You are misunderstanding me bringing up mutually assured destruction. Sure, it prevents preemptive strikes, but it doesn't prevent accidental launches, broken early warning systems and bad communication.
Do you think the fact that we haven't done any of these other measures to a degree that the danger is no longer substantial in 70 or so years is a matter of technology or priority? If it's priority, how do we prioritize? Is that, perhaps, a non-technical problem? If it's a tech advancement problem, how do not constantly have a rolling window of uncontrolled potentially civilization-ending technology?
> You are misunderstanding me bringing up mutually assured destruction. Sure, it prevents preemptive strikes, but it doesn't prevent accidental launches, broken early warning systems and bad communication.
No I understand just fine. We are just using different definitions of problem.
In my definition of problem, mutually assured destruction is a solution to the problem of nuclear strikes. Accidental launches, broken early warning systems, and miscommunication are all additional problems, which have their own solutions. There also exist alternative, better solutions to the initial problem (again nuclear strikes), which might avoid some of these additional problems.
> Do you think the fact that we haven't done any of these other measures to a degree that the danger is no longer substantial in 70 or so years is a matter of technology or priority?
Clearly technology. Nuclear war is an existential threat that has occupied the minds of policy makers and the public alike for decades, and there is arguably no higher priority than preventing it. If someone just had a silver bullet lying around that would eliminate that threat and allow the world to sleep easy it would have been implemented immediately, regardless of cost. It's not like our current solution is free, maintaining a nuclear deterrent is massively expensive and of course carries catastrophic risk if it fails. Substantial effort has been placed into developing some of these alternative solutions, but to date mutually assured destruction remains the best solution available. But technological advance continues, and the idea that a better solution could not eventually be found is silly.
> If it's a tech advancement problem, how do not constantly have a rolling window of uncontrolled potentially civilization-ending technology?

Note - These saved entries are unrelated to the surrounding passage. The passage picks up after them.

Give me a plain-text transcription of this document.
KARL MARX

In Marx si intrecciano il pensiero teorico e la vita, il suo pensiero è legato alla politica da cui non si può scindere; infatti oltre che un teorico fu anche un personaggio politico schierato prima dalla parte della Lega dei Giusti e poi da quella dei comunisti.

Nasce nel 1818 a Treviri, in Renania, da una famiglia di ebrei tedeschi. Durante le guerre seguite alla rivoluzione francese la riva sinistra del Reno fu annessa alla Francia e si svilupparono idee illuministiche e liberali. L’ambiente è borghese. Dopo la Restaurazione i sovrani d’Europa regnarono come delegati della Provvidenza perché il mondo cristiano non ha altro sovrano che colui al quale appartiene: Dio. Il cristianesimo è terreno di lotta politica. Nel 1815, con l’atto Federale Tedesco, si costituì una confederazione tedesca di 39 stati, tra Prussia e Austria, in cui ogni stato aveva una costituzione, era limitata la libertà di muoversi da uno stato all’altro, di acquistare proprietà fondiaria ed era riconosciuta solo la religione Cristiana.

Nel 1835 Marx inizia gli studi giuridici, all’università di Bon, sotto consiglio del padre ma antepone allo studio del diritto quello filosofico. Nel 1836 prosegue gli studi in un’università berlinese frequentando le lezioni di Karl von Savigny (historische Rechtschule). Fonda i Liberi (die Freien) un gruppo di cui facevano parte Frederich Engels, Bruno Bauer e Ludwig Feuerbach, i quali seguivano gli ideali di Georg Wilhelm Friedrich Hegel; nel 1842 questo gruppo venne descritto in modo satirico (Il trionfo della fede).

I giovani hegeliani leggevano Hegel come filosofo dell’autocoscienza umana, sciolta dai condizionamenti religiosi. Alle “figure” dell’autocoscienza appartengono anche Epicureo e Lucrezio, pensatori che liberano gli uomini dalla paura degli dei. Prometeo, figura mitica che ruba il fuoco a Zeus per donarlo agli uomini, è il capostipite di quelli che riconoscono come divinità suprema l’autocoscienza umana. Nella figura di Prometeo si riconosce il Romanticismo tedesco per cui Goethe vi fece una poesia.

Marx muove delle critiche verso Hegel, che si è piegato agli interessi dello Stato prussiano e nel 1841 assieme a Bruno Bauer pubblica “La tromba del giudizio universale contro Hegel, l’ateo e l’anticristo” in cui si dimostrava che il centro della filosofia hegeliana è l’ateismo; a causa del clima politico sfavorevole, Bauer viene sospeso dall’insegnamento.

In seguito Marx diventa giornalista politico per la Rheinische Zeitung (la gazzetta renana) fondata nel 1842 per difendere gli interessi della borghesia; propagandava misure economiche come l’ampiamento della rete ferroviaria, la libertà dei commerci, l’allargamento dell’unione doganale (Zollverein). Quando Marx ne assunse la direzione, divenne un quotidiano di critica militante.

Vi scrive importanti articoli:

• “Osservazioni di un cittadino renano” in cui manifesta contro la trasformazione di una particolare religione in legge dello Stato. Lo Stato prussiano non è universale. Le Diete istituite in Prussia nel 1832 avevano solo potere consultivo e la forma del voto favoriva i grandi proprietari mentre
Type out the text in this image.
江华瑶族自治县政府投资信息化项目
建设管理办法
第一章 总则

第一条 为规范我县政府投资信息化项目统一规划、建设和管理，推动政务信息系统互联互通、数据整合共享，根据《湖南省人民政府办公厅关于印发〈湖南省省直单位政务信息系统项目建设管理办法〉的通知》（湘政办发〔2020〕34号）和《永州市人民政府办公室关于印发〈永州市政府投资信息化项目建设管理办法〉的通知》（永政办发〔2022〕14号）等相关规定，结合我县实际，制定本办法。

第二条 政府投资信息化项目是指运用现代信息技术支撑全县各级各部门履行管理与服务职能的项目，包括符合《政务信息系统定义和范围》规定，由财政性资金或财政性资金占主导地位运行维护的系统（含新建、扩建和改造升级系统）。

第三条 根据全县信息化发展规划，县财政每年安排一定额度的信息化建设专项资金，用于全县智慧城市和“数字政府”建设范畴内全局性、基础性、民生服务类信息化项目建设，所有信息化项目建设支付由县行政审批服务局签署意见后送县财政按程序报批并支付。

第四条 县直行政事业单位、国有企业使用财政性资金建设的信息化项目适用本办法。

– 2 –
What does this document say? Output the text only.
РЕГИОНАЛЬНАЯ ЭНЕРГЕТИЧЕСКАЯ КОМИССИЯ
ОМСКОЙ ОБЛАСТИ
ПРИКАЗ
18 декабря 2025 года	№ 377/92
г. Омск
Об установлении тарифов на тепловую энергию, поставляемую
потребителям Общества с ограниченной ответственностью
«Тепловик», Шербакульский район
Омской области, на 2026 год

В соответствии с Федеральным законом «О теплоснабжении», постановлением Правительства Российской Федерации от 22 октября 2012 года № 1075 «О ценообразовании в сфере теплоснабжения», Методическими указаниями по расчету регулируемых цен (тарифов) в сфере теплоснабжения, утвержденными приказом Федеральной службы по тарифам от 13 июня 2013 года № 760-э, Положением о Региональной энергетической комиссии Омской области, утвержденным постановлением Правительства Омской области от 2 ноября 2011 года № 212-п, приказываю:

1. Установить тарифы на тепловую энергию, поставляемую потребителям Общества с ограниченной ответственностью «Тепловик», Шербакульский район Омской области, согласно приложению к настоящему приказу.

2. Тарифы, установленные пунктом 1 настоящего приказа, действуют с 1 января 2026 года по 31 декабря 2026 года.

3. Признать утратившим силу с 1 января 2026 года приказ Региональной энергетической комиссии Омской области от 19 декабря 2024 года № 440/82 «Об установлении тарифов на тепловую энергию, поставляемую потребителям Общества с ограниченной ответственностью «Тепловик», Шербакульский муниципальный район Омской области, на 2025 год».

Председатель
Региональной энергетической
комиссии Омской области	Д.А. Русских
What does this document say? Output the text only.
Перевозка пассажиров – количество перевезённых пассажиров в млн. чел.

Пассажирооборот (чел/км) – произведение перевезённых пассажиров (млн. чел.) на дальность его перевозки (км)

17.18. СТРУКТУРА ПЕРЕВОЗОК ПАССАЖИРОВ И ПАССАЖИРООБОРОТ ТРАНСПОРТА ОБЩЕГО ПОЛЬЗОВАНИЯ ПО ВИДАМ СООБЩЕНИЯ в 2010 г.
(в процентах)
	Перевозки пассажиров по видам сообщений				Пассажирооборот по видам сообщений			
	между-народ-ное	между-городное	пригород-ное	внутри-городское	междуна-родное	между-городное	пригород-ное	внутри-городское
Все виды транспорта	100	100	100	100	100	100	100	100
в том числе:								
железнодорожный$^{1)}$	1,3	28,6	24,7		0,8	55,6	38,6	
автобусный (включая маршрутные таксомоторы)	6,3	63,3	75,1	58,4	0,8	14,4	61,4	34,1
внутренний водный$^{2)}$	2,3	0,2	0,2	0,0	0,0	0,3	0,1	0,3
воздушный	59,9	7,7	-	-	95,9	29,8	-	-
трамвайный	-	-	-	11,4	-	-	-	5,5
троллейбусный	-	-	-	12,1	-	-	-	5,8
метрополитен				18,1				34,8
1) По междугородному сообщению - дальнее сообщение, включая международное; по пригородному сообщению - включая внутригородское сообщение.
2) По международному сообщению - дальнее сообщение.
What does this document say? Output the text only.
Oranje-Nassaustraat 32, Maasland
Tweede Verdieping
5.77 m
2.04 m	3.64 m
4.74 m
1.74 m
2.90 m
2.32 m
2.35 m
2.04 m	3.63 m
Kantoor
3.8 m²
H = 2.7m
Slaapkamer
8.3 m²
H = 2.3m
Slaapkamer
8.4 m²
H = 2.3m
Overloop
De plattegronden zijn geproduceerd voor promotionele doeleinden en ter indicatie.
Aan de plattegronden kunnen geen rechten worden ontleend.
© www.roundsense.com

That is very clearly a different problem - preventing existential threats from being developed in the future versus dealing with existential threats already developed. Let's rephrase the question as "how do we create a situation where people aren't willing to go through the effort to create more capable weapons of mass destruction?" Again, I don't have answers to all the worlds problems, but it's reasonable to believe that a series of technical fixes to the root causes of the problem exist.